Y me encuentro las calles ya preparadas para las fiestas navideñas, a punto para prender el alumbrado.

Quienes me conocen ya se estarán sonriendo adivinando mi comentario. Que no es otro que éste: ¡me encanta la Navidad! Y es que el libro de los gustos está en blanco. A mí me gustan los fuegos de artificio, los cristales de colores y las flores extravagantes.

Y, por supuesto, las Navidades, esas fiestas que casi todas las personas adultas y sensatas (los niños van a su aire) rechazan por mercantilistas y consumistas.

Que sí, que estoy de acuerdo pero, como en casi todo, la contradicción me vence y me desbarata. Sí, me encantan las luces en las jacarandas de la calle Larga, en los magnolios de Consistorio, sobre los naranjos, enredándose en los ficus de la Alameda del Banco.

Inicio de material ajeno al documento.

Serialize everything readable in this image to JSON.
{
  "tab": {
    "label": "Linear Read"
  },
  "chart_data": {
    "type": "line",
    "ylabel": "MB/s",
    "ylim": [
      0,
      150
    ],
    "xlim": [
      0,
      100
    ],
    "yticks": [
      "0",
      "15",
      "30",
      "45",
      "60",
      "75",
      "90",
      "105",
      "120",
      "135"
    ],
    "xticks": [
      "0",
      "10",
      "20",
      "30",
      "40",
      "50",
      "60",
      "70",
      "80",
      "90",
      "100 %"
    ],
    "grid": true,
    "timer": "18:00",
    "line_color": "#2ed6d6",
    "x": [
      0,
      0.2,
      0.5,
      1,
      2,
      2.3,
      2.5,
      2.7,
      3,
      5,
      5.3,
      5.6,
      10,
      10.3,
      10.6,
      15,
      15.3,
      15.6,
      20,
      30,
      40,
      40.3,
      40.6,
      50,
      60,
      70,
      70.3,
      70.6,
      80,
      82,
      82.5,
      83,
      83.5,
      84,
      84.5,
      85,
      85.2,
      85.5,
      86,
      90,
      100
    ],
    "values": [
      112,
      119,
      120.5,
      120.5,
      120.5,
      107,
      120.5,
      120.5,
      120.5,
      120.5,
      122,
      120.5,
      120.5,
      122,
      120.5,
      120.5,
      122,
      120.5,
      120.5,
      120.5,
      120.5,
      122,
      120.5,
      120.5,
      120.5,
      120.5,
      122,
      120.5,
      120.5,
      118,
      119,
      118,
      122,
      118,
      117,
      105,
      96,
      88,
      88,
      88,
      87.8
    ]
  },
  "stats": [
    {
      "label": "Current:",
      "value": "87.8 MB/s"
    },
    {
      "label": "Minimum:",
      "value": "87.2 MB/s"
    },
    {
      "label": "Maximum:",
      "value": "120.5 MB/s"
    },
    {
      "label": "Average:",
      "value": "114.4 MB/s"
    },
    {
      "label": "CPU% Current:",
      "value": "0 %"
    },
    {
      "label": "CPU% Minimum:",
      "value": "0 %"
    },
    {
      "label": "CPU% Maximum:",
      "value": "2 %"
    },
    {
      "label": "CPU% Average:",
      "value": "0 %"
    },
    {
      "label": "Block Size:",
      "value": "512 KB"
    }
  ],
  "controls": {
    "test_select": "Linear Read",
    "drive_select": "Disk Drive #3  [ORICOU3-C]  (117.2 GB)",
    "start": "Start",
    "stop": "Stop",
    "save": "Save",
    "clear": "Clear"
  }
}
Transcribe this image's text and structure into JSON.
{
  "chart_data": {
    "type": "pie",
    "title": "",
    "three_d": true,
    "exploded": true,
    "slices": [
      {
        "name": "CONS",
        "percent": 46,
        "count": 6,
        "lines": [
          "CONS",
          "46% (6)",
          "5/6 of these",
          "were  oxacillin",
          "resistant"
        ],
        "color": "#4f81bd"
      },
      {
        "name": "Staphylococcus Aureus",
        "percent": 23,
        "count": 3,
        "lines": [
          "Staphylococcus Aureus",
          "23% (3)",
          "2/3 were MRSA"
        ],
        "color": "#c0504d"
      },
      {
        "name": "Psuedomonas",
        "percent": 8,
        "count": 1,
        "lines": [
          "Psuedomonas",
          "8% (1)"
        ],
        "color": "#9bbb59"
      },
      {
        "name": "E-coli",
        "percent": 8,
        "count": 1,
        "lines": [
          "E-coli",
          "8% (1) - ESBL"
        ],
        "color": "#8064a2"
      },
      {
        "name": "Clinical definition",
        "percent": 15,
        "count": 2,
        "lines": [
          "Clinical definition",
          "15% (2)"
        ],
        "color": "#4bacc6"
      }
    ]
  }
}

Los escaparates adornados de bolas de cristal, flores de Pascua y espumillones. Las confiterías que ofrecen pestiños iguales a los que hacía la abuela, con sus bolitas de anís, y turrones de almendra y chocolate, calóricos y tentadores. Toda la parafernalia que rodea esas fiestas me agrada.

No puedo evitarlo. Amo a los operarios de Iluminaciones Ximénez que llegan desde Puente Genil a colmar de destellos mis vagabundeos de diciembre.

Soy consciente de lo antiecológica y antieconómica que les puedo parecer pero, ¿qué quieren que les diga?, estoy deseando que enciendan las luces.

En ocasiones, una tiene que aceptar sus propias contradicciones. Y les confieso que eso no se me da mal del todo.